Well less than 800 miles, maybe.

But you're also not depending on a single or a few satellites, it's a constellation of them (ultimately goes to the cubesat idea for much smaller satellites) , so you're not only dealing with decrease in time of vertical distance, but horizontal distance as well.

Handovers will be interesting, but they should be node linked if they're anythings like the ones I worked on in grad school.

Edit- I only did thermal work on them, so I probably was given limited knowledge on that part, and honestly it was irrelevant to me at the time.
 
even if latency winds up not being an issue , (im still skeptical about that) how are they going to scale ? so far satellite internet has shown that it cannot cope with today demand for bandwidth .

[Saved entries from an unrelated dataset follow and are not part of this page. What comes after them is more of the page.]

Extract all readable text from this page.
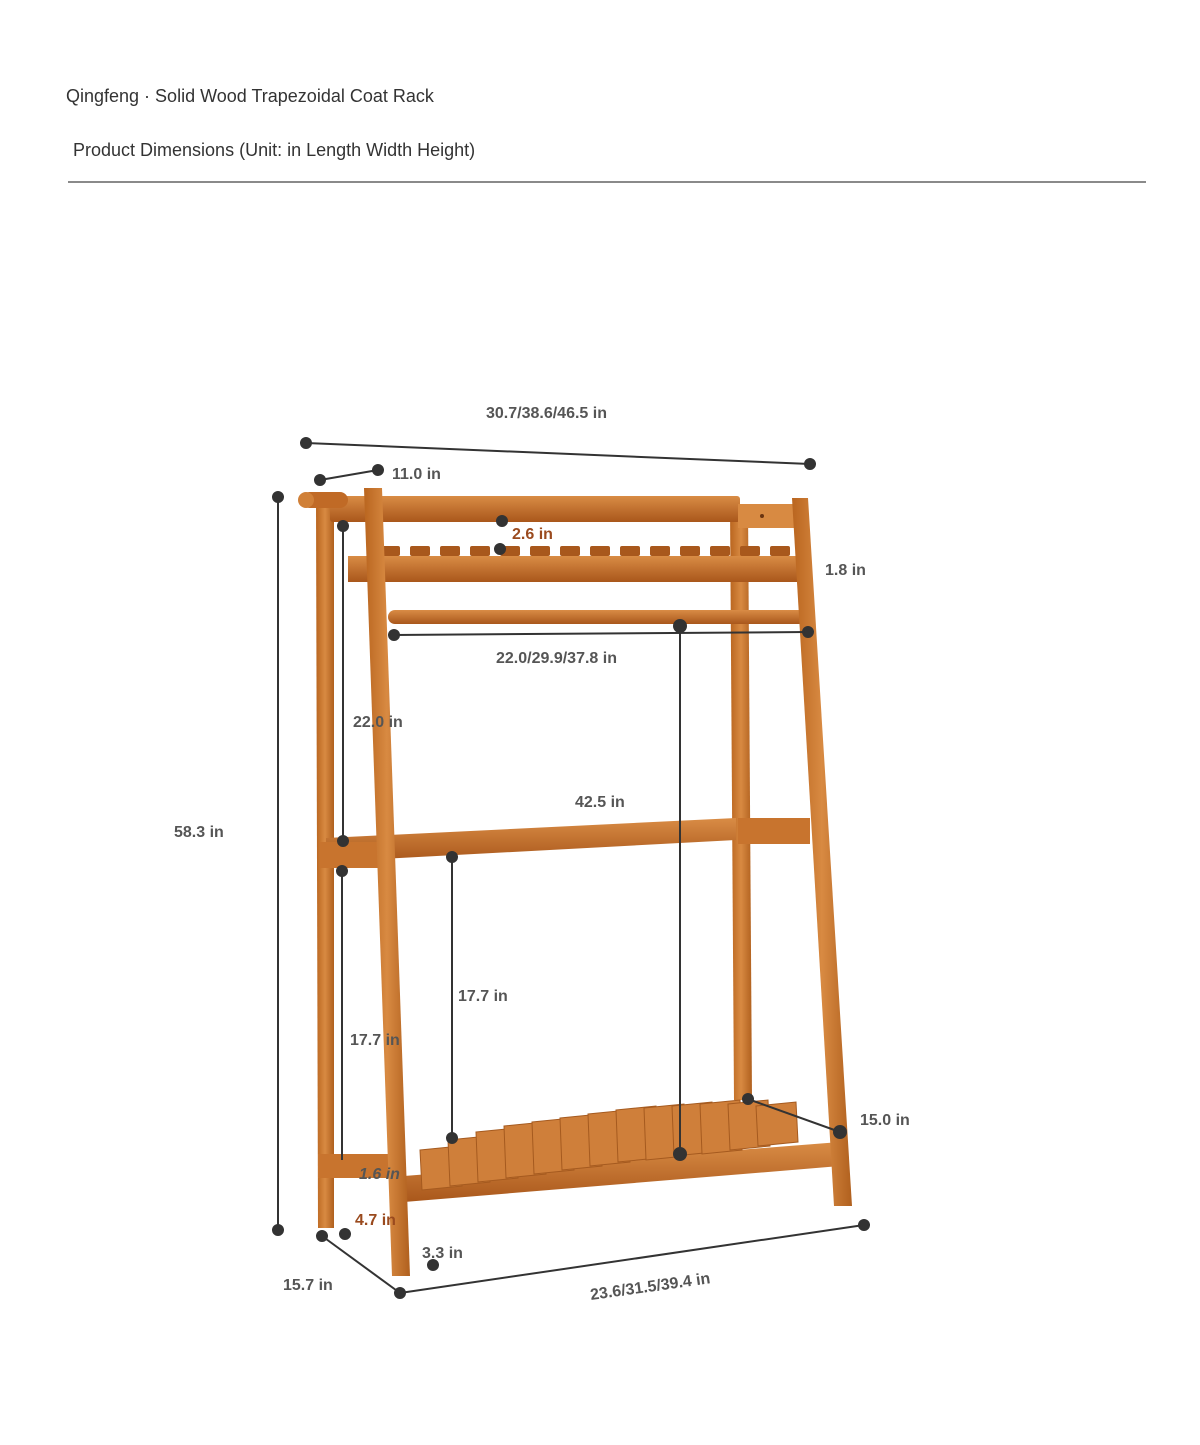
Qingfeng · Solid Wood Trapezoidal Coat Rack
Product Dimensions (Unit: in Length Width Height)
30.7/38.6/46.5 in
11.0 in
2.6 in
1.8 in
22.0/29.9/37.8 in
22.0 in
42.5 in
58.3 in
17.7 in
17.7 in
15.0 in
1.6 in
4.7 in
3.3 in
15.7 in	23.6/31.5/39.4 in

so even if musks gets this up and going i will be really impressed if his company will be able to constantly keep up with the ever increasing demand for more bandwidth over time. While keeping the service affordable enough to pay for what most likely is going to be a huge infrastructure and maintenance cost . even with him owning the rockets it still has to be pretty pricey to launch and maintain a group of satellites in low earth orbit.
 
Elon would like to remind you that top speeds and reduced latencies are possible the closer you are to the central office. This one being in low earth orbit.